Anche alimenti comuni come pane confezionato e yogurt aromatizzati possono danneggiare le cellule
I cibi ultra-processati sono presenti ovunque: nei supermercati, nei distributori automatici, perfino sulle nostre tavole quotidiane. Non si limitano ai classici snack o alle bibite zuccherate, ma includono anche alimenti insospettabili, come il pane in cassetta, le zuppe pronte e molti piatti surgelati. Ora, uno studio epidemiologico italiano suggerisce che proprio questi alimenti possano essere associati a un invecchiamento accelerato dell’organismo.
La ricerca, pubblicata sulla rivista The American Journal of Clinical Nutrition, nasce da una collaborazione tra il Neuromed di Pozzilli e l’Università LUM di Casamassima. A fornire i dati è stato lo Studio Moli-sani, che da oltre vent’anni osserva la salute e lo stile di vita di 25.000 adulti residenti in Molise.
I risultati sono chiari: chi consuma regolarmente cibi ultra-processati mostra, in media, un’età biologica superiore a quella anagrafica. Un segnale che potrebbe indicare una degenerazione cellulare più veloce. Il fenomeno, secondo gli scienziati, sarebbe indipendente dalla qualità generale della dieta.
Cosa sono i cibi ultra-processati e come agiscono sull’organismo
Gli alimenti ultra-processati si distinguono per essere composti da ingredienti raffinati e additivi chimici, e per la loro distanza dalla materia prima d’origine. Oltre agli zuccheri e al sale, contengono spesso coloranti, emulsionanti, aromi artificiali, e vengono lavorati per ottenere una lunga conservazione e una consistenza stabile nel tempo.
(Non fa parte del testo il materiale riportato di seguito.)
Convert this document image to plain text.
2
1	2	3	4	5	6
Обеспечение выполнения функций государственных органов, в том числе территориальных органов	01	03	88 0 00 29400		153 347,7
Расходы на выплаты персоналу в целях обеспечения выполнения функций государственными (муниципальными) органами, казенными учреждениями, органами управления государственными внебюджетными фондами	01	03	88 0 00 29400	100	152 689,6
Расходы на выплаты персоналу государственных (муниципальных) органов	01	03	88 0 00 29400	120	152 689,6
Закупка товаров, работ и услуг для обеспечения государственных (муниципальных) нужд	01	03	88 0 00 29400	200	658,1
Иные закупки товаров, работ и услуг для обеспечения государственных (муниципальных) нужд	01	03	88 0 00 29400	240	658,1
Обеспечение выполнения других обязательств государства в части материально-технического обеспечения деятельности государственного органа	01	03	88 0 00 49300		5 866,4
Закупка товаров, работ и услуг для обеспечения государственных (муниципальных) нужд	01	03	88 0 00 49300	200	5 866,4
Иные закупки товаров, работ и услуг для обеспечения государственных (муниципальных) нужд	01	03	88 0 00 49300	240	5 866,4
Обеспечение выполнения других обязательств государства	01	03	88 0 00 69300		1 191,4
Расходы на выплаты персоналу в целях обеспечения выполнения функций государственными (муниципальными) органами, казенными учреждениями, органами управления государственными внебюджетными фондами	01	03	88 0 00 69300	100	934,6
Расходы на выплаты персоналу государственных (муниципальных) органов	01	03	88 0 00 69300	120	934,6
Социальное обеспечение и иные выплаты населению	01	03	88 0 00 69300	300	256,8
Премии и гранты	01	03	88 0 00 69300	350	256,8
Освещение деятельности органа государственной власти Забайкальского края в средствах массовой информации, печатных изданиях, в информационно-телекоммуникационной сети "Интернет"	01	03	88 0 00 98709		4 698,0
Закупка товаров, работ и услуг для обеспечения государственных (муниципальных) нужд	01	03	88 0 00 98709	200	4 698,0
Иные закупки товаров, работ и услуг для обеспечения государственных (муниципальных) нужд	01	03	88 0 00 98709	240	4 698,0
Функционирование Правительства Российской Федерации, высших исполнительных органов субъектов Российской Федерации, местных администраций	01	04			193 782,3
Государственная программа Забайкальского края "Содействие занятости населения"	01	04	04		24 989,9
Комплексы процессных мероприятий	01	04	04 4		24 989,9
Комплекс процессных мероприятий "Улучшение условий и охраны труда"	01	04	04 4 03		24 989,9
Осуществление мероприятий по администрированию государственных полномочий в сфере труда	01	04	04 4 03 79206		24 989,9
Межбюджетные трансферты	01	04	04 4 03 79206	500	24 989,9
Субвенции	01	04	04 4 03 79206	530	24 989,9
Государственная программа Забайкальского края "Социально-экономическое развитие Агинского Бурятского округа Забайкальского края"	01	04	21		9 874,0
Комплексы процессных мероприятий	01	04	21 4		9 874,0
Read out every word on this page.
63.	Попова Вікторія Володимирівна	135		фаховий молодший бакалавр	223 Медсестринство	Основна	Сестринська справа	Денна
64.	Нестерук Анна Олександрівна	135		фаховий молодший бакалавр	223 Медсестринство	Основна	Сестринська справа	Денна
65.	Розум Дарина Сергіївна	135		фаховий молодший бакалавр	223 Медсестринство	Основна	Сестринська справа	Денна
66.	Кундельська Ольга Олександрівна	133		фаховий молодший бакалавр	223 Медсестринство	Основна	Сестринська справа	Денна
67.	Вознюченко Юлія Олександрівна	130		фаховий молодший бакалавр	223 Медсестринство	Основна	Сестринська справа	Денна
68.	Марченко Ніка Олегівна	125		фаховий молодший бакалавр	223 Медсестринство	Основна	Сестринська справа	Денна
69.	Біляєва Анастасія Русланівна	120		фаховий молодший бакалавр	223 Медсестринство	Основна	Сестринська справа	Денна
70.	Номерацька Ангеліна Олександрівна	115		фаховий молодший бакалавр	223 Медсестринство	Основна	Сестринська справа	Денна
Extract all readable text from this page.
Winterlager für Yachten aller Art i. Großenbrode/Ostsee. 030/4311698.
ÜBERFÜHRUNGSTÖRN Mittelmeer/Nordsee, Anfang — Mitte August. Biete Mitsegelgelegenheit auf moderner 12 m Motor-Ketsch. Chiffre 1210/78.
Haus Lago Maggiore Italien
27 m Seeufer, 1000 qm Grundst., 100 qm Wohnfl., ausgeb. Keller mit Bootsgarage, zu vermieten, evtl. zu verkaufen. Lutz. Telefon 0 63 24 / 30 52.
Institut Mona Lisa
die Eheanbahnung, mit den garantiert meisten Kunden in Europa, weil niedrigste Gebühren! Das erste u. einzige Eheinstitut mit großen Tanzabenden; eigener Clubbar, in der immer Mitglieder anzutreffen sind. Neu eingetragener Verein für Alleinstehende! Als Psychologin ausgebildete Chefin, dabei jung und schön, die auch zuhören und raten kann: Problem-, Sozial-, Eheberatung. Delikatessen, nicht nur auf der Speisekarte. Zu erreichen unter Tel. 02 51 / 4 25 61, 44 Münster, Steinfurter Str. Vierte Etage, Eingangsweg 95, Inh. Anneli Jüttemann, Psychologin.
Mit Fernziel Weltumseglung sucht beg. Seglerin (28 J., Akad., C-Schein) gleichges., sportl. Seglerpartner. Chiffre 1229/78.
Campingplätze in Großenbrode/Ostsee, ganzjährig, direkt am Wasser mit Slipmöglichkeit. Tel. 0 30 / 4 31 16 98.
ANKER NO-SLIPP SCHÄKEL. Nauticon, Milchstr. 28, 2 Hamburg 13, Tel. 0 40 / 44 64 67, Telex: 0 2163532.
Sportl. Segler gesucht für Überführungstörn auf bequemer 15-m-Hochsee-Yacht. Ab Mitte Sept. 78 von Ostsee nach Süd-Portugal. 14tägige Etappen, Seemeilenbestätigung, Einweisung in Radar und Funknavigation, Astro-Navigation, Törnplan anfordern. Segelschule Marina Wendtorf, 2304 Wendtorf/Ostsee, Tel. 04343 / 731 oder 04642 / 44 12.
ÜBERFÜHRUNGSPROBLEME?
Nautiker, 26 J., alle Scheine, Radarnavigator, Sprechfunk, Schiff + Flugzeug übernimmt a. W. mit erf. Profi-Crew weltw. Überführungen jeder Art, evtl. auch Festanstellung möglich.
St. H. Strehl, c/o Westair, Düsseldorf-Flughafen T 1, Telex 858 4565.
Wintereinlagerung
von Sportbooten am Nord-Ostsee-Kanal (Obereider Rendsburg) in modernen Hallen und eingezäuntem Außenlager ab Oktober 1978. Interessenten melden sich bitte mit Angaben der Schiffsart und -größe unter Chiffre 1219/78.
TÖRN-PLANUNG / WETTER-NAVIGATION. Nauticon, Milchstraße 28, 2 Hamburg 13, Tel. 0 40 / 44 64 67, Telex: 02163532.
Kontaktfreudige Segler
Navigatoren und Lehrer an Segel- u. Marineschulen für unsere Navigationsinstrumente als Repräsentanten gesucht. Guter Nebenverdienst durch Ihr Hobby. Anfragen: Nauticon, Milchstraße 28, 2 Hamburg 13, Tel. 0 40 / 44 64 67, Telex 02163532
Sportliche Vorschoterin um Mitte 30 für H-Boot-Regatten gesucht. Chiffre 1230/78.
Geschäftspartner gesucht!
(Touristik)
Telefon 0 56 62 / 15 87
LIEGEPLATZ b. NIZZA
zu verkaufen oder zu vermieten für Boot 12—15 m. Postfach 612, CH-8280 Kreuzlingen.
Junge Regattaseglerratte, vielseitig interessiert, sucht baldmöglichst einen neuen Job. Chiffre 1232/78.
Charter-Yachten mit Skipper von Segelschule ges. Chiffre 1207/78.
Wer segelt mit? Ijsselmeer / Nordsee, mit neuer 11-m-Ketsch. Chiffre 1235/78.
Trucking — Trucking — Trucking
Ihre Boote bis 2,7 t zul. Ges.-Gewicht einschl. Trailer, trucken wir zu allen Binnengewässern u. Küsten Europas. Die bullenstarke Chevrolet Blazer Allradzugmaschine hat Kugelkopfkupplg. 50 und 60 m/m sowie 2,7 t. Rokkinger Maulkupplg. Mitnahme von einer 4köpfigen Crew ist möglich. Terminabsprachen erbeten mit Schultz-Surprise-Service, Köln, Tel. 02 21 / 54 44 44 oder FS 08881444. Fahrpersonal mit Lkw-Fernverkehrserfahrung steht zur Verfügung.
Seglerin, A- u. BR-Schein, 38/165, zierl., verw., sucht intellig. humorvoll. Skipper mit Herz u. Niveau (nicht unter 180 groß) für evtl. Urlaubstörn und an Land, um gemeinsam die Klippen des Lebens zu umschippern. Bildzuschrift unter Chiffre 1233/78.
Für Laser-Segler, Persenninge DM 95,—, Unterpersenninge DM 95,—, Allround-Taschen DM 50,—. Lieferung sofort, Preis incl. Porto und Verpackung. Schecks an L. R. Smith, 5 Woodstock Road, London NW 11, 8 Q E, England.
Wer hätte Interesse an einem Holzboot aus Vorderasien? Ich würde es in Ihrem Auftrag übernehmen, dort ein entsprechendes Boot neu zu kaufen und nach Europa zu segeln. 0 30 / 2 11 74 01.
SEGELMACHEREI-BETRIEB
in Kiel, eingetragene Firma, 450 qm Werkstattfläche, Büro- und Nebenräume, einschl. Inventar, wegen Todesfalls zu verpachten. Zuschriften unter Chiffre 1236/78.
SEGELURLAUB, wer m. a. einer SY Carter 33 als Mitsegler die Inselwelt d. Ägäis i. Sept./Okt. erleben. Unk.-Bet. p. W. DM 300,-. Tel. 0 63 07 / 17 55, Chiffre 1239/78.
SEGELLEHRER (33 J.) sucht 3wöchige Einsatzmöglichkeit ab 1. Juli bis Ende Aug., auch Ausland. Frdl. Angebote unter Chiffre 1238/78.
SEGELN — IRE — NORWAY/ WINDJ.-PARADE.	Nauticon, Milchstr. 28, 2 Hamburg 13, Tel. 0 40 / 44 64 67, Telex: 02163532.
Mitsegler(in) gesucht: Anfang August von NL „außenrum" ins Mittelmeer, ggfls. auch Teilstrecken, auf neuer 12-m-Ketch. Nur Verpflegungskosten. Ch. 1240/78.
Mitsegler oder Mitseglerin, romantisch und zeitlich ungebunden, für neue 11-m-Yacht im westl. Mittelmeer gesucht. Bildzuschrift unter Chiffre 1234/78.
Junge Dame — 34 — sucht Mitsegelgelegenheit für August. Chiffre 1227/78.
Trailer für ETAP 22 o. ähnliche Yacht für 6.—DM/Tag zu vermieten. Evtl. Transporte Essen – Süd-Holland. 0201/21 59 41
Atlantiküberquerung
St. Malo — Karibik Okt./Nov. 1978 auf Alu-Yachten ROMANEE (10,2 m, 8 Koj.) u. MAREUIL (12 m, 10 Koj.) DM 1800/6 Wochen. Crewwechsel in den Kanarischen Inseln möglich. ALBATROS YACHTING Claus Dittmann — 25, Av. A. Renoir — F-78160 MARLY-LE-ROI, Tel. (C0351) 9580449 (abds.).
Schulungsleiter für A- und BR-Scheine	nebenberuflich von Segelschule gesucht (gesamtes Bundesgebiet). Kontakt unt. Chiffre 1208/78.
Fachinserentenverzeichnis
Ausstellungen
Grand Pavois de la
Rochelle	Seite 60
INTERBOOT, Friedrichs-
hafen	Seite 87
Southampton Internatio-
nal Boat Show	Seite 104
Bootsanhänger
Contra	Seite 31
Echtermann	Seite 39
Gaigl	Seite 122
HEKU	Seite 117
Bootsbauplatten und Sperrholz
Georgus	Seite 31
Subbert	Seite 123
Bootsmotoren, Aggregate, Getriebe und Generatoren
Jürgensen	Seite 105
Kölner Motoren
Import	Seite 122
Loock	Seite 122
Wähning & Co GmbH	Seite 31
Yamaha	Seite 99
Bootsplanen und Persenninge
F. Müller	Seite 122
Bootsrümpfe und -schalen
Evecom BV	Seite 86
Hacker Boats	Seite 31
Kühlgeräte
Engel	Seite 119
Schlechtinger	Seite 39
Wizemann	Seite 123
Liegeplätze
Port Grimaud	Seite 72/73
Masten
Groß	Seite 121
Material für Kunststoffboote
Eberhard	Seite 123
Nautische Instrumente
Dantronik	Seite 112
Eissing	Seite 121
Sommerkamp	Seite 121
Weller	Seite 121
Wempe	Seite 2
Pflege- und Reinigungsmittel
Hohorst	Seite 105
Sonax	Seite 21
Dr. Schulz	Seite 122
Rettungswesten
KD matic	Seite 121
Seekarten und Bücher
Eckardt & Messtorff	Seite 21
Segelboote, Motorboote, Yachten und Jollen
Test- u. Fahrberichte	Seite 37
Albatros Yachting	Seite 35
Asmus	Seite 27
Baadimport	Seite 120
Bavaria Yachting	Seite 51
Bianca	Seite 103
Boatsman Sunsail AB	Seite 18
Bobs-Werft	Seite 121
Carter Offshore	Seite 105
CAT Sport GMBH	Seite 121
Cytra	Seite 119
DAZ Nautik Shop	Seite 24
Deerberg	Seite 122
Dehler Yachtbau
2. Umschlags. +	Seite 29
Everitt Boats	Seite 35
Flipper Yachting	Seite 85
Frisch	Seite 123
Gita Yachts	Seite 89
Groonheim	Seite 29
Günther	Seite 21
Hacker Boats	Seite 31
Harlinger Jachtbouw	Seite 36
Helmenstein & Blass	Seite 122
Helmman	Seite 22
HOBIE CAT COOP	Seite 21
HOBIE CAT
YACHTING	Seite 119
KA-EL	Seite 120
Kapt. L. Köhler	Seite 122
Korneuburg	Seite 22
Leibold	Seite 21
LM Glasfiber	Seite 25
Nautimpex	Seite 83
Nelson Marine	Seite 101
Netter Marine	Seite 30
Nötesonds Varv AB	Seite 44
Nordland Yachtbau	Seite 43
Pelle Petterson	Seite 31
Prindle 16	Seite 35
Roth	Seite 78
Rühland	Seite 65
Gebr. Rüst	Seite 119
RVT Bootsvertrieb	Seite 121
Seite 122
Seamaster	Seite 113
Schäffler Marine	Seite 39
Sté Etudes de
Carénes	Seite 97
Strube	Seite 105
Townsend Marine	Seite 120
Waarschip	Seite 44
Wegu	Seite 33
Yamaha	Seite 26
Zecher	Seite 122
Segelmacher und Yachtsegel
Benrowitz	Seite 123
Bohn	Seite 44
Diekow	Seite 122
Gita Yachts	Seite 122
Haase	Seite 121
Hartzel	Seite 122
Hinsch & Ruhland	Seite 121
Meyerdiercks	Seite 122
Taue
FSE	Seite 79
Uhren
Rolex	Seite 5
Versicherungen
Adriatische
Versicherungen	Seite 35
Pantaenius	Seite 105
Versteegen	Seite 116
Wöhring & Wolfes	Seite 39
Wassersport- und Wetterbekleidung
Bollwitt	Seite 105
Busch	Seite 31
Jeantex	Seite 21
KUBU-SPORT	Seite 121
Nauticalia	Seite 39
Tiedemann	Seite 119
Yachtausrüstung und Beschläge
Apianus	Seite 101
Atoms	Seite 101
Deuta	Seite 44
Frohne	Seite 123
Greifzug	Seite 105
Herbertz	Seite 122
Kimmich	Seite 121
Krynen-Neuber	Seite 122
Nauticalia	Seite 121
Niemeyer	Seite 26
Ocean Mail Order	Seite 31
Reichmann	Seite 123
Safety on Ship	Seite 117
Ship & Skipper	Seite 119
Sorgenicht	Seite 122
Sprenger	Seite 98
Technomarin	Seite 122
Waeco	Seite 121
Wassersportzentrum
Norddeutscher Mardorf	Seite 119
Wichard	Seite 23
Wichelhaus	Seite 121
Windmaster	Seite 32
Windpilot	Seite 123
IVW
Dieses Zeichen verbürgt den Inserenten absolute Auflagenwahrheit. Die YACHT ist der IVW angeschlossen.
Nel processo di produzione industriale, questi alimenti perdono gran parte del loro contenuto naturale di fibre e vitamine, alterando la matrice alimentare originale. Alcuni studi segnalano anche la formazione di composti chimici secondari, potenzialmente in grado di influenzare negativamente il metabolismo e il microbiota intestinale.

Un altro aspetto riguarda il packaging: molti prodotti di questo tipo vengono confezionati in materiali plastici o multistrato, che possono rilasciare sostanze contaminanti come bisfenoli e ftalati, già associati a disfunzioni ormonali.
L’analisi dei dati ha evidenziato che anche in persone con un’alimentazione considerata “sana” – ad esempio con un apporto adeguato di frutta, verdura e legumi – la presenza abituale di questi cibi comporta un aumento significativo dell’età biologica. L’effetto, in termini scientifici, si misura con oltre trenta biomarcatori ematici, tra cui livelli infiammatori, parametri metabolici e indicatori epatici.
Le implicazioni per la salute pubblica e la ricerca italiana
Simona Esposito, ricercatrice e prima autrice dello studio, ha ricevuto il Premio Gianni Barba durante il Congresso della Società Italiana di Nutrizione Umana, per aver portato alla luce una correlazione che potrebbe influenzare le linee guida alimentari future.
Il punto centrale, spiegano gli autori, non è solo il contenuto nutrizionale del cibo, ma il grado di trasformazione che subisce prima di arrivare in tavola. Questo porta a un ripensamento profondo del concetto di alimentazione sana, che non dovrebbe più basarsi solo sulle etichette nutrizionali ma anche sulla qualità strutturale del prodotto.
Secondo i ricercatori, educare i cittadini a riconoscere i cibi ultra-processati è ormai fondamentale. Questo significa imparare a leggere le etichette, evitare le liste troppo lunghe di ingredienti e preferire alimenti freschi, semplici, legati alla tradizione mediterranea.
La riflessione diventa cruciale in un periodo in cui l’invecchiamento della popolazione rappresenta una sfida sanitaria globale. Comprendere i fattori ambientali e alimentari che possono anticipare il declino biologico vuol dire, per i governi e le istituzioni sanitarie, prevenire costi sociali ed economici enormi nel futuro prossimo.